Thuban marque le pôle nord céleste. Le couloir descendant de la pyramide de Khéops est orienté sur elle : les bâtisseurs la visent depuis le fond du conduit.
1728
James Bradley, en pointant Eltanin, découvre l'aberration de la lumière — la première preuve physique directe du mouvement de la Terre autour du Soleil.
1786
William Herschel découvre l'Œil de Chat, NGC 6543, et y trouve l'une des premières « étoiles centrales » de nébuleuse.
1864
William Huggins analyse le spectre de l'Œil de Chat : une seule raie brillante prouve que les nébuleuses planétaires sont du gaz, non des amas d'étoiles.
1933 & 1946
Deux tempêtes de Draconides : des centaines de météores par minute, quand la Terre traverse un filament dense de la comète Giacobini-Zinner.
2002
Une exoplanète est détectée autour d'Edasich — la première jamais trouvée en orbite autour d'une étoile géante.
2019
Le satellite TESS révèle que Thuban, l'ancienne polaire, est aussi une binaire à éclipses.
Avec quoi
Le Dragon selon votre instrument
Ce que chaque instrument vous ouvre dans le Dragon
Avec quoi
Budget
Ce que vous atteignez
À l'œil nu
—
le tracé du corps entre les Ourses, la tête, les Draconides d'octobre
Jumelles 10×50
40 à 90 €
Kuma dédoublée, les coudes du corps, l'Œil de Chat en point flou
Télescope 114–130 mm
180 à 300 €
l'Œil de Chat en disque bleu-vert au-delà de 150×, le Fuseau en trait gris
200 mm ou plus
à partir de 500 €
l'étoile centrale de l'Œil de Chat (mag 11), la structure du Fuseau
Aucune ligne ne correspond au filtre.
Aller plus loin
Le gardien des pommes d'or
Ladon, enroulé autour de l'arbre
Pour les Grecs, ce ruban d'étoiles est Ladon, le dragon qui gardait le jardin des Hespérides.
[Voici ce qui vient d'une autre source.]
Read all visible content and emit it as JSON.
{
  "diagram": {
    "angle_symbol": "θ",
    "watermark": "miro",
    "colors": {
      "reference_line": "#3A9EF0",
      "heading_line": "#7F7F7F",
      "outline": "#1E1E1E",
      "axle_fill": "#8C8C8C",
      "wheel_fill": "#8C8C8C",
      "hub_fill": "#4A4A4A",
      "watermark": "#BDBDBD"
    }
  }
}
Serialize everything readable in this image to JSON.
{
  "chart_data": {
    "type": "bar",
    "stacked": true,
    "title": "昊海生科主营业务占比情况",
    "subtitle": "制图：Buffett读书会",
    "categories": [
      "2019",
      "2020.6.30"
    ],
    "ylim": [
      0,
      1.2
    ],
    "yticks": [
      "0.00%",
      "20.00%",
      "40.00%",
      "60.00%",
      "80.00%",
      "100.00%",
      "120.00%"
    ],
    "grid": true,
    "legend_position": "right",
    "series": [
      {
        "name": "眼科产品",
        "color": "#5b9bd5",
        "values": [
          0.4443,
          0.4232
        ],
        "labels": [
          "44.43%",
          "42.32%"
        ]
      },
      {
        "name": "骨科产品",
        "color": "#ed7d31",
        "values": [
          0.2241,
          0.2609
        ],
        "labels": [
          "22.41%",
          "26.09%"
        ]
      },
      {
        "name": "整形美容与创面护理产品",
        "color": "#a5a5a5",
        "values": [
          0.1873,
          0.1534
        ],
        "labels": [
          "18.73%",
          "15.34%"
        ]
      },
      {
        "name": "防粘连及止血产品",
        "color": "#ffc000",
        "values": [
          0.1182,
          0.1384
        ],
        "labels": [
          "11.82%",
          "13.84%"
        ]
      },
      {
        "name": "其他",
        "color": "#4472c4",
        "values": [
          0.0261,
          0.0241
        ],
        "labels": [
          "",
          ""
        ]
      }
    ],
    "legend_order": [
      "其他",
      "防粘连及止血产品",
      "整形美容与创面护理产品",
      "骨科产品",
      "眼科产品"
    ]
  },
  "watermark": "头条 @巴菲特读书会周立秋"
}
Héra y avait planté un pommier aux fruits d'or, cadeau de noces, et confié sa garde aux filles d'Atlas ; pour qu'elles n'y touchent pas, elle enroula le dragon autour du tronc. Certaines versions lui prêtent cent têtes. Lors de son onzième travail, Héraclès vient dérober les pommes et abat Ladon de ses flèches. Peinée par la mort de sa créature, Héra la place parmi les constellations — d'où ce dragon qui s'enroule encore, au pôle, autour d'un centre qu'il semble surveiller.
Une boussole plutôt qu'une cible
L'intérêt du Dragon n'est pas de le contempler d'un bloc — il est trop étiré pour ça — mais de s'en servir de fil. Comme il est circumpolaire depuis toute la France (sa déclinaison le tient au-dessus de l'horizon 12 mois sur 12), il fait le tour du pôle sans jamais se coucher. Une fois qu'on sait remonter de la Grande Ourse à Thuban puis à la tête, on a relié d'un même geste les deux Ourses, Céphée, le Cygne et Hercule. Le Dragon est la couture qui tient ensemble tout le ciel du nord.
L'avis de Luc
Viser le Dragon d'un coup, c'est s'y perdre : il se remonte coude par coude, en partant du chaudron de la Grande Ourse, en sautant à Thuban, jusqu'à la tête. Deux cibles paient ensuite le détour — Kuma se dédouble aux jumelles 10×50 en trente secondes, et l'Œil de Chat demande un 130 mm passé 150×, faute de quoi il se réduit à une étoile floue qui déçoit. Un dernier argument pour rester dehors début octobre : la tête du Dragon crache les Draconides dès la nuit tombée.